Già tre anni prima nella vignetta Le bestie umane Guasta aveva rappresentato un leone accigliato che subisce una metamorfosi e si trasforma in un impettito e torvo Mussolini con una palma che diventa un oggetto ibrido tra clava e manganello, perché, come si legge su «Il travaso delle idee», «con buona pace del signor Darwin – Non tutti gli uomini discendono dalle scimmie» (Del Buono 1971, p. 19). E sempre su «Il becco giallo» una sequenza di vignette rimanda alle teorie evoluzionistiche, solo che si parte da Mussolini e si arriva alla scimmia. Un’altra caricatura iconica firmata Rata Langa, eloquentemente intitolata Lui, uscì l’anno seguente su «L’Asino». Ci ritroviamo i consueti tratti di Mussolini, più o meno gli stessi tracciati da Ojetti, gli occhi strabuzzati, fissi, aureolati da occhiaie nerissime sotto una fronte alta e senza sopracciglia, con una corona che cinge la testa e che, oltre naturalmente a richiamare l’immagine di un monarca dispotico, enfatizza la complicità che c’era allora, appena un anno dopo il delitto Matteotti, tra Mussolini e il re d’Italia Vittorio Emanuele III.
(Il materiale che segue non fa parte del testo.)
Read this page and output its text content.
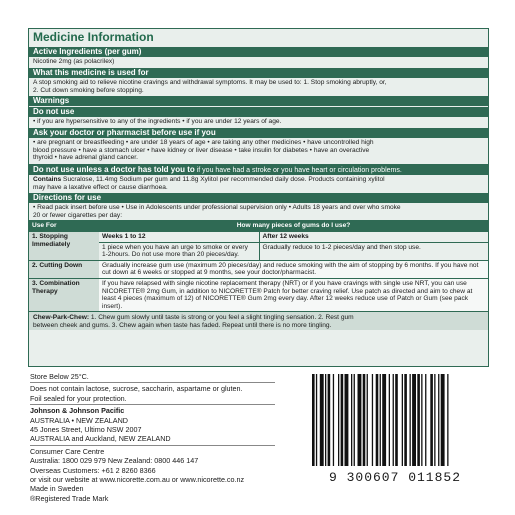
Medicine Information
Active Ingredients (per gum)
Nicotine 2mg (as polacrilex)
What this medicine is used for
A stop smoking aid to relieve nicotine cravings and withdrawal symptoms. It may be used to: 1. Stop smoking abruptly, or,
2. Cut down smoking before stopping.
Warnings
Do not use
• if you are hypersensitive to any of the ingredients • if you are under 12 years of age.
Ask your doctor or pharmacist before use if you
• are pregnant or breastfeeding • are under 18 years of age • are taking any other medicines • have uncontrolled high
blood pressure • have a stomach ulcer • have kidney or liver disease • take insulin for diabetes • have an overactive
thyroid • have adrenal gland cancer.
Do not use unless a doctor has told you to if you have had a stroke or you have heart or circulation problems.
Contains Sucralose, 11.4mg Sodium per gum and 11.8g Xylitol per recommended daily dose. Products containing xylitol
may have a laxative effect or cause diarrhoea.
Directions for use
• Read pack insert before use • Use in Adolescents under professional supervision only • Adults 18 years and over who smoke
20 or fewer cigarettes per day:
Use For	How many pieces of gums do I use?	
1. Stopping Immediately	Weeks 1 to 12	After 12 weeks
	1 piece when you have an urge to smoke or every 1-2hours. Do not use more than 20 pieces/day.	Gradually reduce to 1-2 pieces/day and then stop use.
2. Cutting Down	Gradually increase gum use (maximum 20 pieces/day) and reduce smoking with the aim of stopping by 6 months. If you have not cut down at 6 weeks or stopped at 9 months, see your doctor/pharmacist.	
3. Combination Therapy	If you have relapsed with single nicotine replacement therapy (NRT) or if you have cravings with single use NRT, you can use NICORETTE® 2mg Gum, in addition to NICORETTE® Patch for better craving relief. Use patch as directed and aim to chew at least 4 pieces (maximum of 12) of NICORETTE® Gum 2mg every day. After 12 weeks reduce use of Patch or Gum (see pack insert).	
Chew-Park-Chew: 1. Chew gum slowly until taste is strong or you feel a slight tingling sensation. 2. Rest gum
between cheek and gums. 3. Chew again when taste has faded. Repeat until there is no more tingling.
Store Below 25°C.
Does not contain lactose, sucrose, saccharin, aspartame or gluten.
Foil sealed for your protection.
Johnson & Johnson Pacific
AUSTRALIA • NEW ZEALAND
45 Jones Street, Ultimo NSW 2007
AUSTRALIA and Auckland, NEW ZEALAND
Consumer Care Centre
Australia: 1800 029 979 New Zealand: 0800 446 147
Overseas Customers: +61 2 8260 8366
or visit our website at www.nicorette.com.au or www.nicorette.co.nz
Made in Sweden
®Registered Trade Mark
9 300607 011852
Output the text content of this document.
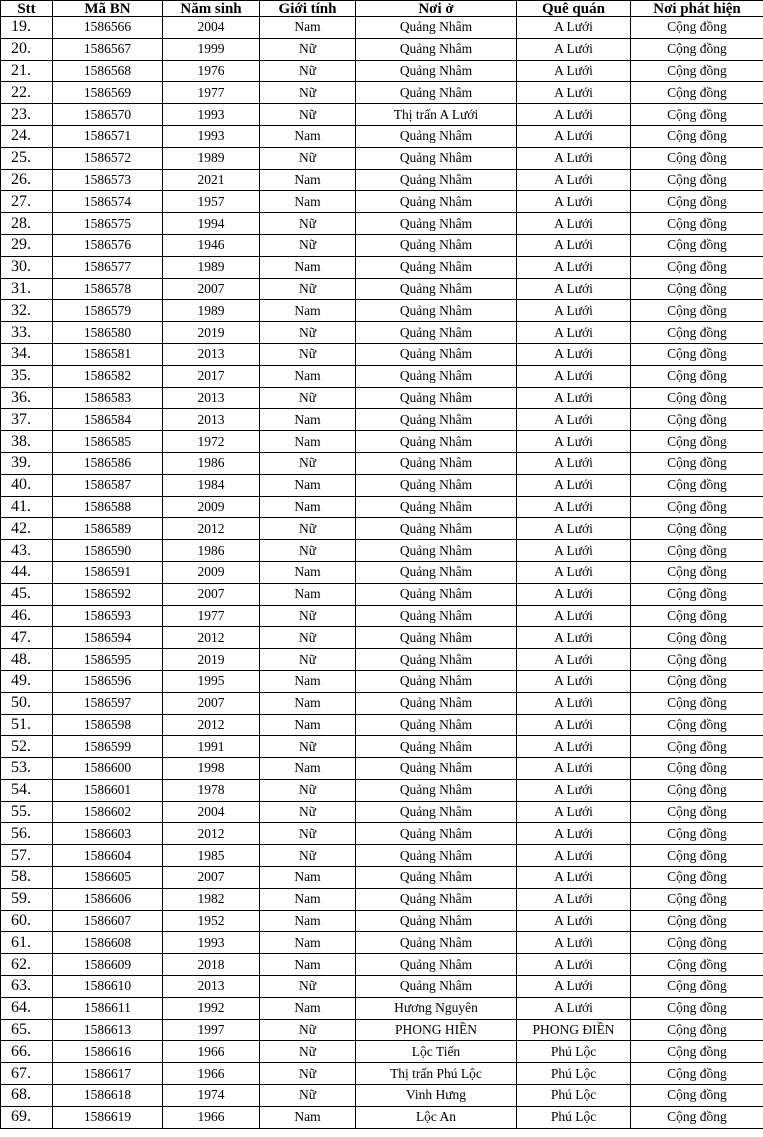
Stt	Mã BN	Năm sinh	Giới tính	Nơi ở	Quê quán	Nơi phát hiện
19.	1586566	2004	Nam	Quảng Nhâm	A Lưới	Cộng đồng
20.	1586567	1999	Nữ	Quảng Nhâm	A Lưới	Cộng đồng
21.	1586568	1976	Nữ	Quảng Nhâm	A Lưới	Cộng đồng
22.	1586569	1977	Nữ	Quảng Nhâm	A Lưới	Cộng đồng
23.	1586570	1993	Nữ	Thị trấn A Lưới	A Lưới	Cộng đồng
24.	1586571	1993	Nam	Quảng Nhâm	A Lưới	Cộng đồng
25.	1586572	1989	Nữ	Quảng Nhâm	A Lưới	Cộng đồng
26.	1586573	2021	Nam	Quảng Nhâm	A Lưới	Cộng đồng
27.	1586574	1957	Nam	Quảng Nhâm	A Lưới	Cộng đồng
28.	1586575	1994	Nữ	Quảng Nhâm	A Lưới	Cộng đồng
29.	1586576	1946	Nữ	Quảng Nhâm	A Lưới	Cộng đồng
30.	1586577	1989	Nam	Quảng Nhâm	A Lưới	Cộng đồng
31.	1586578	2007	Nữ	Quảng Nhâm	A Lưới	Cộng đồng
32.	1586579	1989	Nam	Quảng Nhâm	A Lưới	Cộng đồng
33.	1586580	2019	Nữ	Quảng Nhâm	A Lưới	Cộng đồng
34.	1586581	2013	Nữ	Quảng Nhâm	A Lưới	Cộng đồng
35.	1586582	2017	Nam	Quảng Nhâm	A Lưới	Cộng đồng
36.	1586583	2013	Nữ	Quảng Nhâm	A Lưới	Cộng đồng
37.	1586584	2013	Nam	Quảng Nhâm	A Lưới	Cộng đồng
38.	1586585	1972	Nam	Quảng Nhâm	A Lưới	Cộng đồng
39.	1586586	1986	Nữ	Quảng Nhâm	A Lưới	Cộng đồng
40.	1586587	1984	Nam	Quảng Nhâm	A Lưới	Cộng đồng
41.	1586588	2009	Nam	Quảng Nhâm	A Lưới	Cộng đồng
42.	1586589	2012	Nữ	Quảng Nhâm	A Lưới	Cộng đồng
43.	1586590	1986	Nữ	Quảng Nhâm	A Lưới	Cộng đồng
44.	1586591	2009	Nam	Quảng Nhâm	A Lưới	Cộng đồng
45.	1586592	2007	Nam	Quảng Nhâm	A Lưới	Cộng đồng
46.	1586593	1977	Nữ	Quảng Nhâm	A Lưới	Cộng đồng
47.	1586594	2012	Nữ	Quảng Nhâm	A Lưới	Cộng đồng
48.	1586595	2019	Nữ	Quảng Nhâm	A Lưới	Cộng đồng
49.	1586596	1995	Nam	Quảng Nhâm	A Lưới	Cộng đồng
50.	1586597	2007	Nam	Quảng Nhâm	A Lưới	Cộng đồng
51.	1586598	2012	Nam	Quảng Nhâm	A Lưới	Cộng đồng
52.	1586599	1991	Nữ	Quảng Nhâm	A Lưới	Cộng đồng
53.	1586600	1998	Nam	Quảng Nhâm	A Lưới	Cộng đồng
54.	1586601	1978	Nữ	Quảng Nhâm	A Lưới	Cộng đồng
55.	1586602	2004	Nữ	Quảng Nhâm	A Lưới	Cộng đồng
56.	1586603	2012	Nữ	Quảng Nhâm	A Lưới	Cộng đồng
57.	1586604	1985	Nữ	Quảng Nhâm	A Lưới	Cộng đồng
58.	1586605	2007	Nam	Quảng Nhâm	A Lưới	Cộng đồng
59.	1586606	1982	Nam	Quảng Nhâm	A Lưới	Cộng đồng
60.	1586607	1952	Nam	Quảng Nhâm	A Lưới	Cộng đồng
61.	1586608	1993	Nam	Quảng Nhâm	A Lưới	Cộng đồng
62.	1586609	2018	Nam	Quảng Nhâm	A Lưới	Cộng đồng
63.	1586610	2013	Nữ	Quảng Nhâm	A Lưới	Cộng đồng
64.	1586611	1992	Nam	Hương Nguyên	A Lưới	Cộng đồng
65.	1586613	1997	Nữ	PHONG HIỀN	PHONG ĐIỀN	Cộng đồng
66.	1586616	1966	Nữ	Lộc Tiến	Phú Lộc	Cộng đồng
67.	1586617	1966	Nữ	Thị trấn Phú Lộc	Phú Lộc	Cộng đồng
68.	1586618	1974	Nữ	Vinh Hưng	Phú Lộc	Cộng đồng
69.	1586619	1966	Nam	Lộc An	Phú Lộc	Cộng đồng
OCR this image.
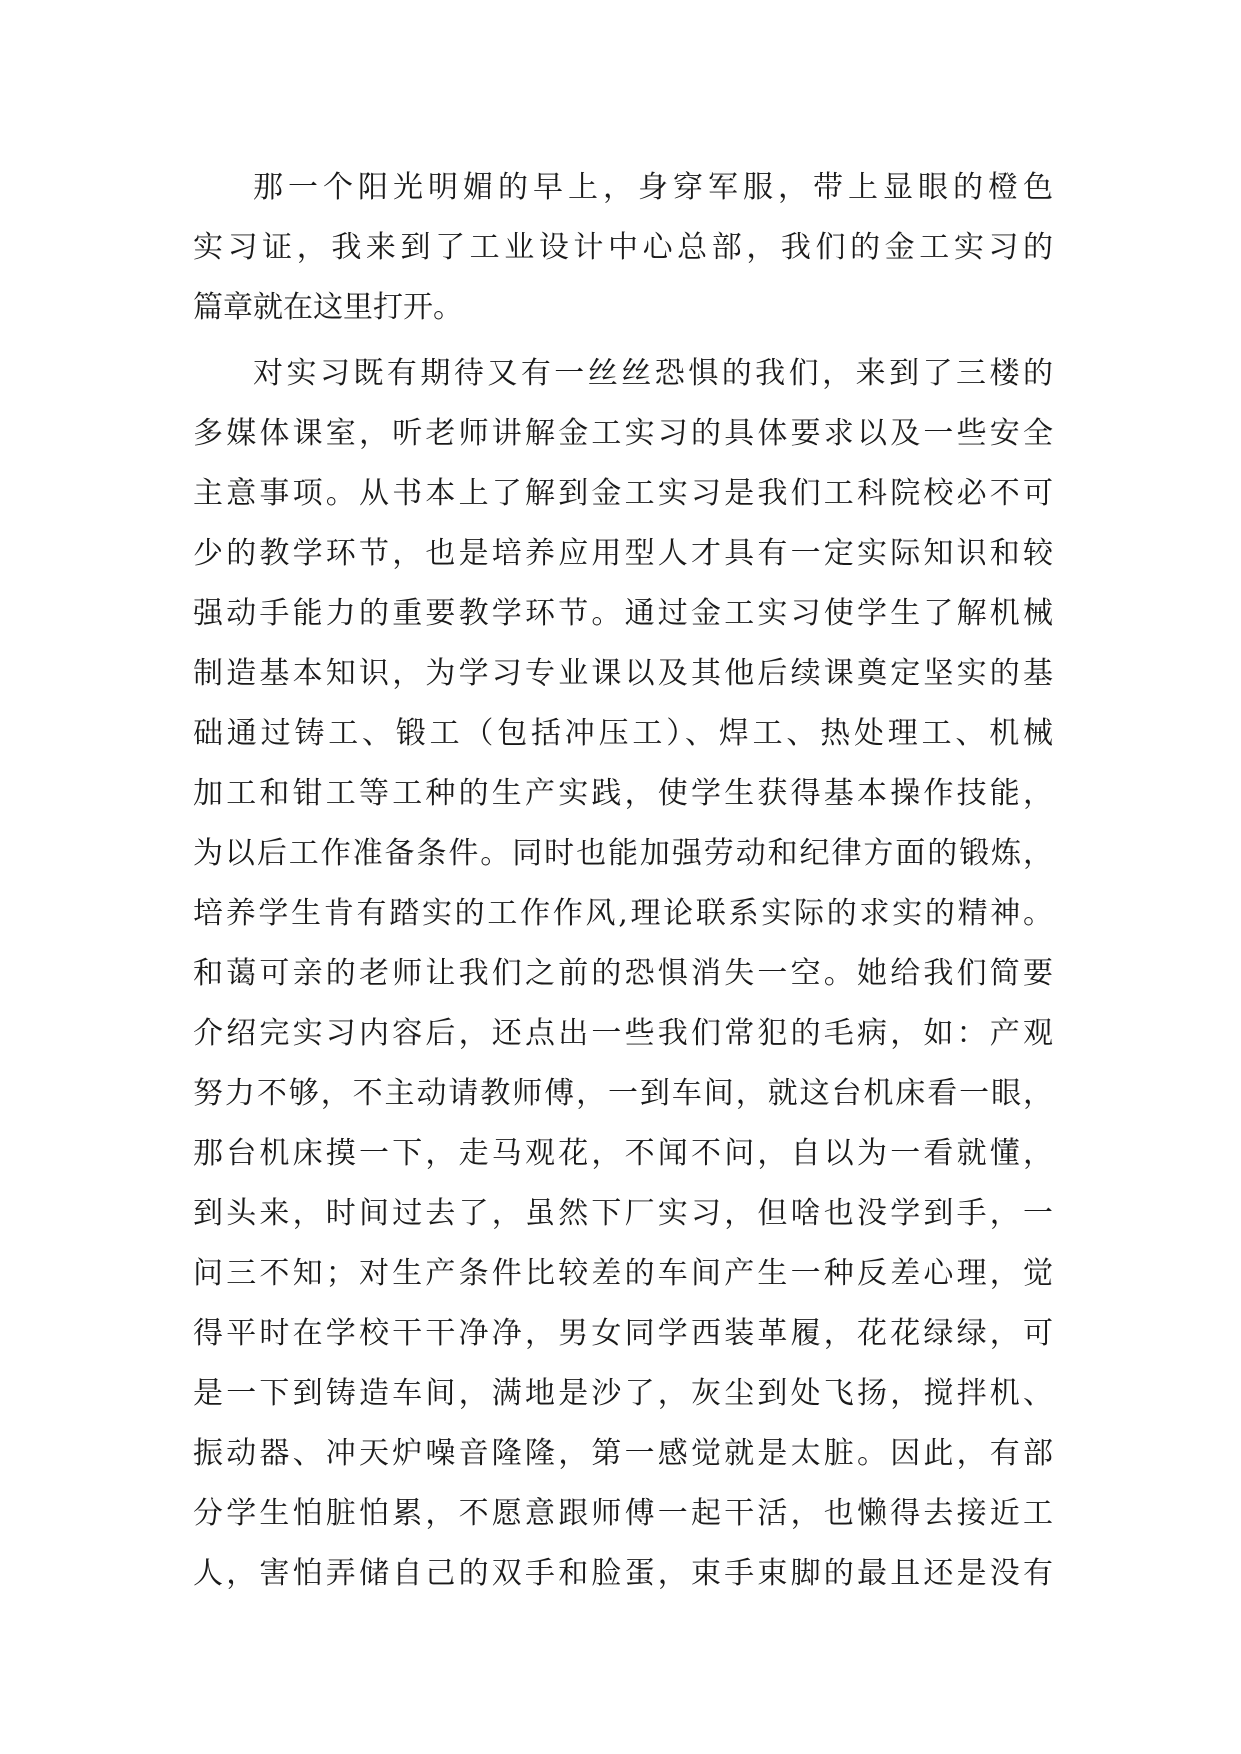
那一个阳光明媚的早上，身穿军服，带上显眼的橙色
实习证，我来到了工业设计中心总部，我们的金工实习的
篇章就在这里打开。
对实习既有期待又有一丝丝恐惧的我们，来到了三楼的
多媒体课室，听老师讲解金工实习的具体要求以及一些安全
主意事项。从书本上了解到金工实习是我们工科院校必不可
少的教学环节，也是培养应用型人才具有一定实际知识和较
强动手能力的重要教学环节。通过金工实习使学生了解机械
制造基本知识，为学习专业课以及其他后续课奠定坚实的基
础通过铸工、锻工（包括冲压工）、焊工、热处理工、机械
加工和钳工等工种的生产实践，使学生获得基本操作技能，
为以后工作准备条件。同时也能加强劳动和纪律方面的锻炼，
培养学生肯有踏实的工作作风,理论联系实际的求实的精神。
和蔼可亲的老师让我们之前的恐惧消失一空。她给我们简要
介绍完实习内容后，还点出一些我们常犯的毛病，如：产观
努力不够，不主动请教师傅，一到车间，就这台机床看一眼，
那台机床摸一下，走马观花，不闻不问，自以为一看就懂，
到头来，时间过去了，虽然下厂实习，但啥也没学到手，一
问三不知；对生产条件比较差的车间产生一种反差心理，觉
得平时在学校干干净净，男女同学西装革履，花花绿绿，可
是一下到铸造车间，满地是沙了，灰尘到处飞扬，搅拌机、
振动器、冲天炉噪音隆隆，第一感觉就是太脏。因此，有部
分学生怕脏怕累，不愿意跟师傅一起干活，也懒得去接近工
人，害怕弄储自己的双手和脸蛋，束手束脚的最且还是没有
Sulla stessa rivista il 23 marzo del 1925 viene pubblicata una vignetta che raffigura un povero disegnatore controllato a vista da un prefetto mentre sta abbozzando un ritratto di Mussolini. La minaccia della sorveglianza lo spinge a lavorare di sottrazione, fino a quando del dittatore rimangono, per sineddoche, soltanto la bombetta, i guanti e le scarpe.

Le reazioni del partito resero via via più difficile la sopravvivenza del giornale che, tra un sequestro e l’altro, nella primavera dello stesso anno venne definitivamente messo a tacere, in un clima di minacce e intimidazioni alla redazione.

A margine di questa riflessione forse è curioso ricordare estemporaneamente che la storia della caricatura mussoliniana non finisce con la censura fascista, anzi: dal ’26 al ’45 le caricature contro il fascismo si sposteranno soprattutto all’estero, in concomitanza con le cosiddette leggi fascistissime, e continueranno a disegnare clandestinamente con una circolazione privata tra amici. È perlopiù dallo scoppio della seconda guerra mondiale che la stampa straniera si diverte a rappresentare il solito Mussolini più o meno ridicolo, spesso mettendo in luce la sua marginalità e impotenza sullo scacchiere geopolitico oppure la sua sottomissione economica e militare a Hitler. All’interno del volume La caricatura internazionale durante la Seconda guerra mondiale a cura di GEC la rassegna è sterminata (pp. 123, 129, 161, 169, 301).


Elenco delle opere citate, consultate, sfogliate e compulsate:
Oreste Del Buono, Eia, Eia, Eia, Alalà! La stampa italiana sotto il fascismo 1919/1943, Feltrinelli 1971.
Mario De Micheli, Contro il fascismo. Cinquant’anni di immagine satirico-politica nel mondo, Fabbri editori 1976.
Gec, Il Cesare di cartapesta. Mussolini nella caricatura, Grandi edizioni Vega 1945.
Carlo Emilio Gadda, Eros e Priapo, Adelphi 2016.
Paolo Gervasi, Brutti, furiosi e bestiali. Le caricature letterarie nell’Italia fascista, Carocci 2022 (con una bibliografia ricchissima sia sulla caricatura fascista che sulla caricatura tout court).
Edio Vallini, L’Asino è il popolo: utile, paziente e bastonato, di Podrecca e Galantara (1892/1925), Feltrinelli 1970.